Sep 11, 2013
NAVAL AIR SYSTEMS COMMAND, Patuxent River, Md. – The Navy continues to demonstrate multiple technologies that promise to significantly increase the endurance and range of carrier-based unmanned aircraft.
As part of the Unmanned Combat Air System Demonstration (UCAS-D) program, the Navy and industry partner Northrop Grumman completed another phase of its Autonomous Aerial Refueling (AAR) test, Sept. 6, in Niagara Falls, N.Y. to demonstrate the capability to refuel unmanned aircraft in flight.
“The AAR segment of the UCAS-D program is intended to demonstrate technologies, representative systems, and procedures that will enable unmanned systems to safely approach and maneuver around tanker aircraft. We are demonstrating both Navy and Air Force style refueling techniques,” said Capt. Jaime Engdahl, Navy Unmanned Combat Air System program manager.

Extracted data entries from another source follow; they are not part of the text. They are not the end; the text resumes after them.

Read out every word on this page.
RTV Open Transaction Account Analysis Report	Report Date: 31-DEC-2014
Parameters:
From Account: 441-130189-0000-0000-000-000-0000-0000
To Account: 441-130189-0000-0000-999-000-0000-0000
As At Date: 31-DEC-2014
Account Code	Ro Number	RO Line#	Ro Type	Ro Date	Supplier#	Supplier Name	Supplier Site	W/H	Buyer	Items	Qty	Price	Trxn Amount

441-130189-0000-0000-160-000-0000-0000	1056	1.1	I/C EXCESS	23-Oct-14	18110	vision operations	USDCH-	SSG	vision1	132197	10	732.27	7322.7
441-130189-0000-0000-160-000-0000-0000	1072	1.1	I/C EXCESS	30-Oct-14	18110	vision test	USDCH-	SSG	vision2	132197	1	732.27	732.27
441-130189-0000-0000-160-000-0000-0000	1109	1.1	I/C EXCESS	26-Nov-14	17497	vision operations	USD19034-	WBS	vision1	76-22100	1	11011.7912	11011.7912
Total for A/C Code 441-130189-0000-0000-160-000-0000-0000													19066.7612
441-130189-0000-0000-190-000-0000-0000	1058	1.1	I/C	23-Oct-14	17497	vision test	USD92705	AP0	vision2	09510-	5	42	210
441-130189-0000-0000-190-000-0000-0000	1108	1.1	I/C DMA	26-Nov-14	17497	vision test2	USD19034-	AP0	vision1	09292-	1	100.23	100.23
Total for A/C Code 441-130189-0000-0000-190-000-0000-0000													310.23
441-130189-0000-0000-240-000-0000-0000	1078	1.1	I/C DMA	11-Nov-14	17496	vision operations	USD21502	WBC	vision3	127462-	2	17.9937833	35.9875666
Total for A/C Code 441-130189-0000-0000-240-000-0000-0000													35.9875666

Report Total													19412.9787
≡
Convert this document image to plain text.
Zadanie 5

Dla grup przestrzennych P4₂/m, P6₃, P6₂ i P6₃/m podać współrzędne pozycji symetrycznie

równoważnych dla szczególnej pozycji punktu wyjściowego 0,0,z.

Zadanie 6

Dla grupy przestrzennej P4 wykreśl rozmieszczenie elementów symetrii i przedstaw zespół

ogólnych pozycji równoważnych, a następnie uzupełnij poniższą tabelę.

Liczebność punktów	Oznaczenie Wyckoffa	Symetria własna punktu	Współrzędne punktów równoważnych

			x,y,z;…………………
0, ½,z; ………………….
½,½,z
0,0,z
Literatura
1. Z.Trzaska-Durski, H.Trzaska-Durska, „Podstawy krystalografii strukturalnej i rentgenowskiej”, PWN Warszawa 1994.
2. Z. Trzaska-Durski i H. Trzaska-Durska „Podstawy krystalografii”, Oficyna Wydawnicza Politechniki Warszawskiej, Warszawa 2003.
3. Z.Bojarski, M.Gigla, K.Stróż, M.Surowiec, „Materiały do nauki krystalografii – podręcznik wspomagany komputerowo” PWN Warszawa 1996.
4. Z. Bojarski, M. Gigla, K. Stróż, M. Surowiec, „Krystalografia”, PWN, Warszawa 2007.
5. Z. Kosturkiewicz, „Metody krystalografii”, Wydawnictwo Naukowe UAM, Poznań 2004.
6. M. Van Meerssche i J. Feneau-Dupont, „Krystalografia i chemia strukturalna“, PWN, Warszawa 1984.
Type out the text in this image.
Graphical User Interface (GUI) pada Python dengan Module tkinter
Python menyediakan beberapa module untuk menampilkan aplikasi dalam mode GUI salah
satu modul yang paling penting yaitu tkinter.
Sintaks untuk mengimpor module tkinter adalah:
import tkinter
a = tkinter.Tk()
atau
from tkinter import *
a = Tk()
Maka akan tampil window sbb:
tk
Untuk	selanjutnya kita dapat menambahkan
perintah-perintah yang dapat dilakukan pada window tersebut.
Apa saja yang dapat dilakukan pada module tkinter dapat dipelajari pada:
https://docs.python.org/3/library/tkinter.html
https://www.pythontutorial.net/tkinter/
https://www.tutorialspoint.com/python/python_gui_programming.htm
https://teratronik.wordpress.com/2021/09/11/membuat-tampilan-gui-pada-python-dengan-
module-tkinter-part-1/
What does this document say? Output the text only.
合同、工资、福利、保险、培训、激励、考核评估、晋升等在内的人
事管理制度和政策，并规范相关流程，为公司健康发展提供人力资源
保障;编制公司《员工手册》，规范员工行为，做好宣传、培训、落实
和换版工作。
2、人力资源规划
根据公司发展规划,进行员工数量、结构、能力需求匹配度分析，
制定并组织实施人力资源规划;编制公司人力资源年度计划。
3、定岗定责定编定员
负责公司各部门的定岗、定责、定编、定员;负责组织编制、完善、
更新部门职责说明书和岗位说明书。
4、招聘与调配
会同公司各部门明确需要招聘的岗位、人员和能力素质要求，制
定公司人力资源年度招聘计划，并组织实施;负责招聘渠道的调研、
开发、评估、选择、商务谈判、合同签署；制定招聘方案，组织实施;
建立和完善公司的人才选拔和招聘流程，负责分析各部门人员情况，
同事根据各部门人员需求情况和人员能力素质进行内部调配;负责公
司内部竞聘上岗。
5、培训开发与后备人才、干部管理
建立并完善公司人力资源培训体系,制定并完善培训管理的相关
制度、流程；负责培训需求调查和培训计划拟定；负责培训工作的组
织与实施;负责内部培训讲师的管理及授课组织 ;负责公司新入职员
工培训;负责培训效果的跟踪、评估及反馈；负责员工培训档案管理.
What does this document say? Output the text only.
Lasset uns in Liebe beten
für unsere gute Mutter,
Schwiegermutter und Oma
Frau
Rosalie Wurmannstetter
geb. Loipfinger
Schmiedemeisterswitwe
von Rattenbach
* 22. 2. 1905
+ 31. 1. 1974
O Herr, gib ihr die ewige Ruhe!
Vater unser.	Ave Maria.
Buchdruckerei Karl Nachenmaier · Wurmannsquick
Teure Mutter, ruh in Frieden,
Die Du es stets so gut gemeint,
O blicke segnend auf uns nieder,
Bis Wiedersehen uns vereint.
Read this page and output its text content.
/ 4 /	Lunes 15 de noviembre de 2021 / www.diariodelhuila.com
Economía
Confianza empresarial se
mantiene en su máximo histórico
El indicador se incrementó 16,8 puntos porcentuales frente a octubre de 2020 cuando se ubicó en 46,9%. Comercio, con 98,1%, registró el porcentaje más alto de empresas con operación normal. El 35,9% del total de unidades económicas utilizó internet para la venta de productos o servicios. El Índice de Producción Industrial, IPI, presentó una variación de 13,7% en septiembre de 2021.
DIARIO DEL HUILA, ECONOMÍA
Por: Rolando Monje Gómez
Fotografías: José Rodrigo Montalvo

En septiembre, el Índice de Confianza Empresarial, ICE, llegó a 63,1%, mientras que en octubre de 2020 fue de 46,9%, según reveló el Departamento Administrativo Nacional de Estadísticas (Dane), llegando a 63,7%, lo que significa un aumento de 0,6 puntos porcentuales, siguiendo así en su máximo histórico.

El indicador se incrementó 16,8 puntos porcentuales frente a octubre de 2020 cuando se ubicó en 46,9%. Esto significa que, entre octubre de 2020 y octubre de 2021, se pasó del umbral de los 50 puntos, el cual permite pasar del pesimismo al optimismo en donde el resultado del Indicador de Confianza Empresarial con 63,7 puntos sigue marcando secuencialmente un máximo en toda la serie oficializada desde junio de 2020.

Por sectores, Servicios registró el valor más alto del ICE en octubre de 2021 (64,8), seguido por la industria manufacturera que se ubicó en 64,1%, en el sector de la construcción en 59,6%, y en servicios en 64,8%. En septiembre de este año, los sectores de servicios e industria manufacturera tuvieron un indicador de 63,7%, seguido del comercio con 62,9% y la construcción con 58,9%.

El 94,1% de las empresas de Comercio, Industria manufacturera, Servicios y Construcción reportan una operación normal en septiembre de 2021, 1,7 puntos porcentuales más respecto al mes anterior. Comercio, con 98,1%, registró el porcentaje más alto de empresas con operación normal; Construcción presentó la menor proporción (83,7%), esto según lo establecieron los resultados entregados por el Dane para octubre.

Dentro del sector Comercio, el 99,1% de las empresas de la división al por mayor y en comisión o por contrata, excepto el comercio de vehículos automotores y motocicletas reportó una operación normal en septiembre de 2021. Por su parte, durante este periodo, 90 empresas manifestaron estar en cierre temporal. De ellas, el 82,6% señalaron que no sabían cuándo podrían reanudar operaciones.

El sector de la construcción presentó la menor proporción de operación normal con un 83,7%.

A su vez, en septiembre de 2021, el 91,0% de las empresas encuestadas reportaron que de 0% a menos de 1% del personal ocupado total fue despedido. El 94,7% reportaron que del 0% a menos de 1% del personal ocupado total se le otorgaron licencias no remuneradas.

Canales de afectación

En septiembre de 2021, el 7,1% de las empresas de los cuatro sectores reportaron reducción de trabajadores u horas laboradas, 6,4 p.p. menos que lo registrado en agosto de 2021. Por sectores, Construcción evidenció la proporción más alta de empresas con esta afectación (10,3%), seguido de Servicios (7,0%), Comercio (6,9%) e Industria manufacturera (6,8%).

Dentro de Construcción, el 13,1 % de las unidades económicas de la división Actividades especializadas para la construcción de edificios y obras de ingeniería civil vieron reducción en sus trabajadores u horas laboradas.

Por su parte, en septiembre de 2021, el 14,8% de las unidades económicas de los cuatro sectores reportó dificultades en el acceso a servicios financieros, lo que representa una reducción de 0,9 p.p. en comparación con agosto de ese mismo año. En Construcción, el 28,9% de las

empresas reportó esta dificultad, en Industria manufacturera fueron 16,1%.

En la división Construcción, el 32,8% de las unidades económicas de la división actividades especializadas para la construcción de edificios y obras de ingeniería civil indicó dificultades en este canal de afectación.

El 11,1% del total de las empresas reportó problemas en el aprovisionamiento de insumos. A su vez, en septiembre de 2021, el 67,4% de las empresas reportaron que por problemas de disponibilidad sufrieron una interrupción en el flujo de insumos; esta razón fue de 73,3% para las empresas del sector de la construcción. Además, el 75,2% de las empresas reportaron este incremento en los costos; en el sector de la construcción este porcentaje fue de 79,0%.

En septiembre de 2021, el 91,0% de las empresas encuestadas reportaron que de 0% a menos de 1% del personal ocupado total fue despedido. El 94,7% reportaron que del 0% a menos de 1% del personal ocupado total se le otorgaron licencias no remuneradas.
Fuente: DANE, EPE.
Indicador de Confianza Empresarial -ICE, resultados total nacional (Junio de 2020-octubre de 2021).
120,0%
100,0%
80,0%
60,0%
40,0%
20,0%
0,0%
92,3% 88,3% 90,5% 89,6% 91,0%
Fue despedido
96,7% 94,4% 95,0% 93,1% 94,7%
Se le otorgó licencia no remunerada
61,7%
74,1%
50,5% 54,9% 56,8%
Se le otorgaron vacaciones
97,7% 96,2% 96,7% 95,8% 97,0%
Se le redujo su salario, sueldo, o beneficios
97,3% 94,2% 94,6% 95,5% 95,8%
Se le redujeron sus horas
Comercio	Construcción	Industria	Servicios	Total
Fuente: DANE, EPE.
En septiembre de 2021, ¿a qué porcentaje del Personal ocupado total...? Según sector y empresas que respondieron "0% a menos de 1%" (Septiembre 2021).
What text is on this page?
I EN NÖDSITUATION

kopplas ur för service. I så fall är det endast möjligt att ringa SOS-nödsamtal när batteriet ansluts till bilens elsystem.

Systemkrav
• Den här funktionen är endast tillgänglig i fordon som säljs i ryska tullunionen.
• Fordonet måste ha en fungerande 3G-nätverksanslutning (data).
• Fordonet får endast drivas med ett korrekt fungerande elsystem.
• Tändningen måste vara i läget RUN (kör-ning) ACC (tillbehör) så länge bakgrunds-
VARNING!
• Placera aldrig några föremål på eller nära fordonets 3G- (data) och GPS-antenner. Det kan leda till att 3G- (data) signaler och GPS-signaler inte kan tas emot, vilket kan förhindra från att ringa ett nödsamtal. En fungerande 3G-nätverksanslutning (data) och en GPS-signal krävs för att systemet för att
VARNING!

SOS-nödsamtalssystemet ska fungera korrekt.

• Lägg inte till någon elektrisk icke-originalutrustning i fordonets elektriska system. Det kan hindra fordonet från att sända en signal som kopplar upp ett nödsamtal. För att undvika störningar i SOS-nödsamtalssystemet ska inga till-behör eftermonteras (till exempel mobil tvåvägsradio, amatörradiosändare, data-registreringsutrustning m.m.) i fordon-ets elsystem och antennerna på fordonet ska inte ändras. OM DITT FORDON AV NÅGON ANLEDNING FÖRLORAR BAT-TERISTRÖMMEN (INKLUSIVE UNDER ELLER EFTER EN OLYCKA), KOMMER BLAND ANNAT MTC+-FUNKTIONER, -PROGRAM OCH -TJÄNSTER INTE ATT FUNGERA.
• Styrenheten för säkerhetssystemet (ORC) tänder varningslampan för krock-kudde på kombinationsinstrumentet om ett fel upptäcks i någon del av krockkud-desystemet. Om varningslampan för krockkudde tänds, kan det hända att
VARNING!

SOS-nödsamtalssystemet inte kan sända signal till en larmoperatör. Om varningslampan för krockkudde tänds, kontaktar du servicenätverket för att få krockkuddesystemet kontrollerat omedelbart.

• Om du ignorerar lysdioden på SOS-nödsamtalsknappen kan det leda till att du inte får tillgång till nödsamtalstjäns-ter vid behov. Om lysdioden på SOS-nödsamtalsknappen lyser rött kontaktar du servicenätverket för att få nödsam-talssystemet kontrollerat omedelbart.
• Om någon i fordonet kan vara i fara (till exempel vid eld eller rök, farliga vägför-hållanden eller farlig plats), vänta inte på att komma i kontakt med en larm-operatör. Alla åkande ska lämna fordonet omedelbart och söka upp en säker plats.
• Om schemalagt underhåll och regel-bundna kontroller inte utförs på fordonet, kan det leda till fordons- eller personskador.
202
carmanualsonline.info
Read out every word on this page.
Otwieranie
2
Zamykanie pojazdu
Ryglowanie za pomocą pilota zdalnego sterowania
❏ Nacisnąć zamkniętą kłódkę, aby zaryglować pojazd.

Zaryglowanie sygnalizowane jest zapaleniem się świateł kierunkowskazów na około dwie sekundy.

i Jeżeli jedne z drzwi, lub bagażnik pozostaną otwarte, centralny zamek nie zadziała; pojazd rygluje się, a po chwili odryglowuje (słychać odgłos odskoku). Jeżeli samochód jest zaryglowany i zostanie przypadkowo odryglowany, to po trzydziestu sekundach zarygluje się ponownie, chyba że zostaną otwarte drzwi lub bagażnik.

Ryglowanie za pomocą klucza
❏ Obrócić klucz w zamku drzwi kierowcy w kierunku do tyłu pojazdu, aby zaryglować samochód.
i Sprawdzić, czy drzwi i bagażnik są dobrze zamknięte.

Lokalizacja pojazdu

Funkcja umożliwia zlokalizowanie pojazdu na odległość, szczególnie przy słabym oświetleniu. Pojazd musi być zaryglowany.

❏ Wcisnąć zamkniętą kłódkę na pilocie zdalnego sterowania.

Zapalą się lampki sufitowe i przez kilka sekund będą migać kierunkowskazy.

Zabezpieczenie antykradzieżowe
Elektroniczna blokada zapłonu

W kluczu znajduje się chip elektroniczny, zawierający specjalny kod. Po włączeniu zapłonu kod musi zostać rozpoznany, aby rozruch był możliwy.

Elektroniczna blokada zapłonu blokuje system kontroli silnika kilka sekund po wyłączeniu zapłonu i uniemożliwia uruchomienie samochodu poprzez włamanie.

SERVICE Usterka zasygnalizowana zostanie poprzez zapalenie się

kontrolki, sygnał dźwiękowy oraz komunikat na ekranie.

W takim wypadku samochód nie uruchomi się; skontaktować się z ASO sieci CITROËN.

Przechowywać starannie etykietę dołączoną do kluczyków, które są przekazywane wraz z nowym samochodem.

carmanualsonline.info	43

The Navy, Air Force, and the Defense Advanced Research Projects Agency have been working closely since 2001 to develop technologies and mature operating concepts for AAR, according to Engdahl.
In preparation for this phase of the AAR testing, Calspan Aerospace developed, built, and tested an inert refueling probe that they installed on the nose of a surrogate unmanned aircraft, a Learjet inflight simulator. In August, the AAR UCAS-D team arrived at the Calspan facility and while a team from Northrop Grumman installed the X-47B’s navigation, command and control, and vision processor hardware and software on a Calspan Learjet aircraft, the government team installed the government developed Refueling Interface System and Tanker Operator Station on an Omega 707 tanker aircraft. The team then conducted initial ground and taxi tests, which culminated in the first AAR test flight Aug. 28. The team then conducted a series of flights using the surrogate aircraft equipped to fly autonomously behind an Omega K-707 Tanker.
The AAR test was designed to assess the functionality of final X-47B AAR systems and navigation performance, as well as to test the government tanker refueling interface systems. The AAR program is using similar digital messaging, and navigation processes that have been demonstrated by the UCAS-D team aboard the aircraft carrier.
“Demonstrating AAR technologies and standard refueling procedures is the next logical step for our demonstration program. The team has shown that we can use the same systems architecture, Rockwell Collins TTNT datalink, and Precision Relative GPS (PGPS) algorithms to extend the concept of distributed control of autonomous systems from the aircraft carrier to the airborne refueling environment,” said Engdahl. “The initial tests showed excellent system integration as well as good navigation and vision system performance.”
The next phase of AAR testing will continue later this fall, exercising end-to-end AAR concept of operations with a complete autonomous rendezvous, approach, plug, and safe separation utilizing X-47B software and hardware installed in the Lear surrogate aircraft. Data from the demonstration will be used to assess system performance for multiple AAR refueling technologies, validate the AAR procedures and concepts, and support further development of future unmanned systems.
“By demonstrating that we can add an automated aerial refueling capability to unmanned or optionally manned aircraft, we can significantly increase their range, persistence and flexibility,” said Engdahl, who is very impressed with the system’s performance thus far. “This is a game-changer for unmanned carrier aviation.”